11. An apparatus for estimating an acoustic impulse response of a room, characterized by include: The voice acquisition module is used to extract acoustic environment information related to the transmission environment of the acquired voice signal, and generate a feature vector corresponding to the voice signal based on the acoustic environment information. The feature vector is a feature vector obtained based on multiple acoustic environment information, or the feature vector is obtained by summing up multiple feature vectors obtained based on various acoustic environment information. The sharding module is used to shard the feature vector to obtain multiple vector shards; The model estimation module is used to sequentially input the multiple vector slices into the room acoustic impulse response estimation model to estimate the room acoustic impulse response, so as to obtain the impulse response vector slices corresponding to each vector slice; the room acoustic impulse response estimation model is a machine learning model trained with the feature vector of the speech signal sample as the training sample feature and the room acoustic impulse response corresponding to the speech signal sample as the sample label. The result output module is used to splice together the various impulse response vectors to obtain the room acoustic impulse response corresponding to the speech signal, wherein the room acoustic impulse response is used to represent the acoustic characteristics of the speech signal transmitted from the sound source to the speech acquisition module.

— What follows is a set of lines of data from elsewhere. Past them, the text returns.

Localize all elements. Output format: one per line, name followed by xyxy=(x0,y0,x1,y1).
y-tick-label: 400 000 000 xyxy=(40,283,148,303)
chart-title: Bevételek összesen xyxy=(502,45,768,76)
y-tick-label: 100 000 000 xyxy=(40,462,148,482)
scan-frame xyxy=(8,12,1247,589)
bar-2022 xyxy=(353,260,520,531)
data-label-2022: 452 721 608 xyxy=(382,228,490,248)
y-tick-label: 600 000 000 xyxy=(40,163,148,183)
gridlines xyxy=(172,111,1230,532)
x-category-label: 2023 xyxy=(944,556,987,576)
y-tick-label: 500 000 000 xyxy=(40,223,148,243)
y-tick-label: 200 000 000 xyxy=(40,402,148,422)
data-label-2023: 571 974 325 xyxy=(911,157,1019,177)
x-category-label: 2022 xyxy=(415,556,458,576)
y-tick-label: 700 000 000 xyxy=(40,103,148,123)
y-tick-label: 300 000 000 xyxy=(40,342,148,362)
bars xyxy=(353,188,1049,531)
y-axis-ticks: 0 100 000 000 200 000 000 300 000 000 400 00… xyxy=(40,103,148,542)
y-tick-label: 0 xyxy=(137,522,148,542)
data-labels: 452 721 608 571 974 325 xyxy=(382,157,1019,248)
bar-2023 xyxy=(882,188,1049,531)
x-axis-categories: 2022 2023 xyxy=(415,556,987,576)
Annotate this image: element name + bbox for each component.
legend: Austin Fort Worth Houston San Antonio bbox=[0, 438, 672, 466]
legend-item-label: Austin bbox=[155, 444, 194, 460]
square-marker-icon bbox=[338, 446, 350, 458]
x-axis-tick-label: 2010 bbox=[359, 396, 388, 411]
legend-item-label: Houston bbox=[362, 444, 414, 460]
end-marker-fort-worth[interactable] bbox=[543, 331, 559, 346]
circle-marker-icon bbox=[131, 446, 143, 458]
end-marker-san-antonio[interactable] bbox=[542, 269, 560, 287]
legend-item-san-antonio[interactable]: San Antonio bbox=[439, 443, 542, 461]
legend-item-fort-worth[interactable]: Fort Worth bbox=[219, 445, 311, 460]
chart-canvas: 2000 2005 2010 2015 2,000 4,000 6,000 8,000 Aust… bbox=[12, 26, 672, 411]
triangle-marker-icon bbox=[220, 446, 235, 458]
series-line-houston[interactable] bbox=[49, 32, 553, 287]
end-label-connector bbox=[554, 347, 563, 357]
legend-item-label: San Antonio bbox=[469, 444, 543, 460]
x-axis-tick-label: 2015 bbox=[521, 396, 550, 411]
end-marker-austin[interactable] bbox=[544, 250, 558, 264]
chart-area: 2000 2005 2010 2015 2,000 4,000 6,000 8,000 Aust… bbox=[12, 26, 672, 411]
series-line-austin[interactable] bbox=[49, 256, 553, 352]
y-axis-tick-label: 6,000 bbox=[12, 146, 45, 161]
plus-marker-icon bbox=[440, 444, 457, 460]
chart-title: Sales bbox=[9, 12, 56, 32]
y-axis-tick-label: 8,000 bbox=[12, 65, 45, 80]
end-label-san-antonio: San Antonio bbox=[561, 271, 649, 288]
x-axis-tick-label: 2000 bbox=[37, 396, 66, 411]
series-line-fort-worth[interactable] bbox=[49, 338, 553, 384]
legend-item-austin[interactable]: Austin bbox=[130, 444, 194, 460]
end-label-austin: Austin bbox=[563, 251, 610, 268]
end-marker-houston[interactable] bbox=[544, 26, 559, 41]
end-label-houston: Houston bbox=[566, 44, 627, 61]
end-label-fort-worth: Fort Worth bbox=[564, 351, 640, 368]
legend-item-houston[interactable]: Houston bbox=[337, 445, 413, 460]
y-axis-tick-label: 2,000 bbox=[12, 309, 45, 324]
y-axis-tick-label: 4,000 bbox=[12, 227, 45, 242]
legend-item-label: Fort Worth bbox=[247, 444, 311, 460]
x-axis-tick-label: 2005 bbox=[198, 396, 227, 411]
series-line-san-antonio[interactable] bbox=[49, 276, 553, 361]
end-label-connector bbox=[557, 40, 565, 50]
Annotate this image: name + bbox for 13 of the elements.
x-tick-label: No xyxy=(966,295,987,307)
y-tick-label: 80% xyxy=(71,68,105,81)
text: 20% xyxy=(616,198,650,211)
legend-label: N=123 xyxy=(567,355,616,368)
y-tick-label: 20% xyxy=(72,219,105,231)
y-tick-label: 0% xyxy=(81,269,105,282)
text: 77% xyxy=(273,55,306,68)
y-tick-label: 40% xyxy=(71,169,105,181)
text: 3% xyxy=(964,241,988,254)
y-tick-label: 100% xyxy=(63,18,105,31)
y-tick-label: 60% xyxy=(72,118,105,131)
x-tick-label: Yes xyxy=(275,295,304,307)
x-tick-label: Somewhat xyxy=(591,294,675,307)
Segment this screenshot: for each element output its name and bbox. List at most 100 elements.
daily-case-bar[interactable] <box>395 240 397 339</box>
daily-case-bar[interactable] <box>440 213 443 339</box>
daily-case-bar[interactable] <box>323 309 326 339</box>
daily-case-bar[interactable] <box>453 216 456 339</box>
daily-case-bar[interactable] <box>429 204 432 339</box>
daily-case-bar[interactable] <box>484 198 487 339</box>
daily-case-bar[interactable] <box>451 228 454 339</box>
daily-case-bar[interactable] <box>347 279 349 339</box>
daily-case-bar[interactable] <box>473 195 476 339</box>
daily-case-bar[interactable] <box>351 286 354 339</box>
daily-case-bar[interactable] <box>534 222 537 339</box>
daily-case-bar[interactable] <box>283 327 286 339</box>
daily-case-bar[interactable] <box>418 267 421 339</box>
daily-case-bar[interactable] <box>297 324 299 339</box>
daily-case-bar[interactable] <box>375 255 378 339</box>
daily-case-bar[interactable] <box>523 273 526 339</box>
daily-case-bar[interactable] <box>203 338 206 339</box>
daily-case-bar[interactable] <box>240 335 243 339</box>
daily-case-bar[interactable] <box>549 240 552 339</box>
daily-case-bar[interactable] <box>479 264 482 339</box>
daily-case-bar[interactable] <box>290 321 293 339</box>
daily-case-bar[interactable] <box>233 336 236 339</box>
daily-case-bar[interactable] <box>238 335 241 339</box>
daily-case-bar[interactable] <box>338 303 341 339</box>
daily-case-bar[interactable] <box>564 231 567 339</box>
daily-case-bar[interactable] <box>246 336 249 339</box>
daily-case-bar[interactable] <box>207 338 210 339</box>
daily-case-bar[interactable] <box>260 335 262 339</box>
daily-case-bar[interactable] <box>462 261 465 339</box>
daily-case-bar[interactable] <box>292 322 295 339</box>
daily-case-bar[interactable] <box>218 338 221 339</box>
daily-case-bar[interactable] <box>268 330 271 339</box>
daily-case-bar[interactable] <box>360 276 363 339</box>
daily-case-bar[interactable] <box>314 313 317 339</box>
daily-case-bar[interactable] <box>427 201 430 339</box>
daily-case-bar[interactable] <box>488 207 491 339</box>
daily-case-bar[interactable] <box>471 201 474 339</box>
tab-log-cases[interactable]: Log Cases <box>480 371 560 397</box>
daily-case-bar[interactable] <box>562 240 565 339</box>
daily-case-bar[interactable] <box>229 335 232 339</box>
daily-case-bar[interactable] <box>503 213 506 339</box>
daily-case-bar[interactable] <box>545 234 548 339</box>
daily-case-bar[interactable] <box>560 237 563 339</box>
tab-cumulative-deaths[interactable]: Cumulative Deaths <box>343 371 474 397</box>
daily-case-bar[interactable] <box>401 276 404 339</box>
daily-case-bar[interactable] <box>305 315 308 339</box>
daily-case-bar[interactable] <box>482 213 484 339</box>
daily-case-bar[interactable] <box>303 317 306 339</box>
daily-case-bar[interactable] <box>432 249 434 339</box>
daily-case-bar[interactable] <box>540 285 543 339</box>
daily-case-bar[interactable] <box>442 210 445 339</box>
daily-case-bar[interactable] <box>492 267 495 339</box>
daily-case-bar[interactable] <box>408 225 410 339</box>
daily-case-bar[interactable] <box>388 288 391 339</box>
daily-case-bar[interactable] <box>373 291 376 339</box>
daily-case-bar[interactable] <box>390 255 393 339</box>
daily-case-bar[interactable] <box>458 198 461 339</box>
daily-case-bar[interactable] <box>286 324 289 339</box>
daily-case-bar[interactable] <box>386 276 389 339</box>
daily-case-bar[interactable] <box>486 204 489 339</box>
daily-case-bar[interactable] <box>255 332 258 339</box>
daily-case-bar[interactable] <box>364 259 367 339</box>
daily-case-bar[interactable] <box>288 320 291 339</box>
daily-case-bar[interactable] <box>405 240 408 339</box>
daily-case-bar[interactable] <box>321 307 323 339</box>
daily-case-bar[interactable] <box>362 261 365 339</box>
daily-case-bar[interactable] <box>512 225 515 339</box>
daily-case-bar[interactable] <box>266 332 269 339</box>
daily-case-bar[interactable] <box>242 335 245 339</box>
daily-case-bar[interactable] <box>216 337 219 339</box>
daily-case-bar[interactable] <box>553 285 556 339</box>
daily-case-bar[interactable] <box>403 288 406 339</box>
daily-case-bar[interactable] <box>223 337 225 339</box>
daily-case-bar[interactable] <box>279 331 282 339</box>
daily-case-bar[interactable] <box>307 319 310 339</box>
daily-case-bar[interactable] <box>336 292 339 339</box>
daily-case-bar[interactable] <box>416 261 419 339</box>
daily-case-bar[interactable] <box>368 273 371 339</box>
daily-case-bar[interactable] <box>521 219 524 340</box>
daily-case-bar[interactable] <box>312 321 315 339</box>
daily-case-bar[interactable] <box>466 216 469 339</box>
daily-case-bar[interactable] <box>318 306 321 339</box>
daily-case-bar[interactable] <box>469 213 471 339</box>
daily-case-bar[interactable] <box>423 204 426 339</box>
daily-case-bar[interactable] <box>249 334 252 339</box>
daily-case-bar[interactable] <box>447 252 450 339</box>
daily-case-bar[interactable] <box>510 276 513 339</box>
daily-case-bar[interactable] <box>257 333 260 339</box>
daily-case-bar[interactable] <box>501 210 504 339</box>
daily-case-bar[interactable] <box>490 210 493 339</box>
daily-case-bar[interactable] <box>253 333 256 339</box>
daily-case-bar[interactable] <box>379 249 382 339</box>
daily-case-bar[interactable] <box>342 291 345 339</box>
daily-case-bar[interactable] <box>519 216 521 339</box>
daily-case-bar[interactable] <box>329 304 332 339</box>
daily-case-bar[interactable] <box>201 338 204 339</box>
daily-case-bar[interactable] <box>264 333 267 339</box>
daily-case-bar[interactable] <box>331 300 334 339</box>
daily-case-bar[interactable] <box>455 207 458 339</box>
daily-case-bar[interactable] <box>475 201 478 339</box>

12. A training device for a room acoustic impulse response estimation model, characterized in that, include: The sample processing module is used to extract acoustic environment information related to the transmission environment of the speech signal samples from the speech signal samples in the speech signal sample set, and generate feature vectors corresponding to the speech signals based on the acoustic environment information; wherein, the speech signal sample set includes speech signal samples and room acoustic impulse responses corresponding to the speech signal samples as sample labels, and wherein, the feature vectors are feature vectors obtained based on multiple acoustic environment information, or the feature vectors are obtained by summing up multiple feature vectors obtained based on various acoustic environment information respectively; The feature segmentation module is used to segment the feature vector corresponding to the speech signal sample to obtain multiple vector segments corresponding to the speech signal sample. The model calculation module is used to sequentially input multiple vector slices corresponding to the speech signal sample into the room acoustic impulse response estimation model, perform room acoustic impulse response estimation, output impulse response vector slices corresponding to each vector slice, and splice the impulse response vector slices to obtain the room acoustic impulse response corresponding to the speech signal sample. The model training module is used to obtain the model loss based on the room acoustic impulse response output by the room acoustic impulse response estimation model and the room acoustic impulse response as a label, and to train the room acoustic impulse response estimation model based on the model loss.

13. An electronic device, comprising: include: processor; Memory used to store processor-executable instructions; The processor implements the method as described in any one of claims 1-10 by executing the executable instructions.

14. A computer-readable storage medium, characterized in that, It stores computer instructions that, when executed by a processor, implement the steps of the method as described in any one of claims 1-10.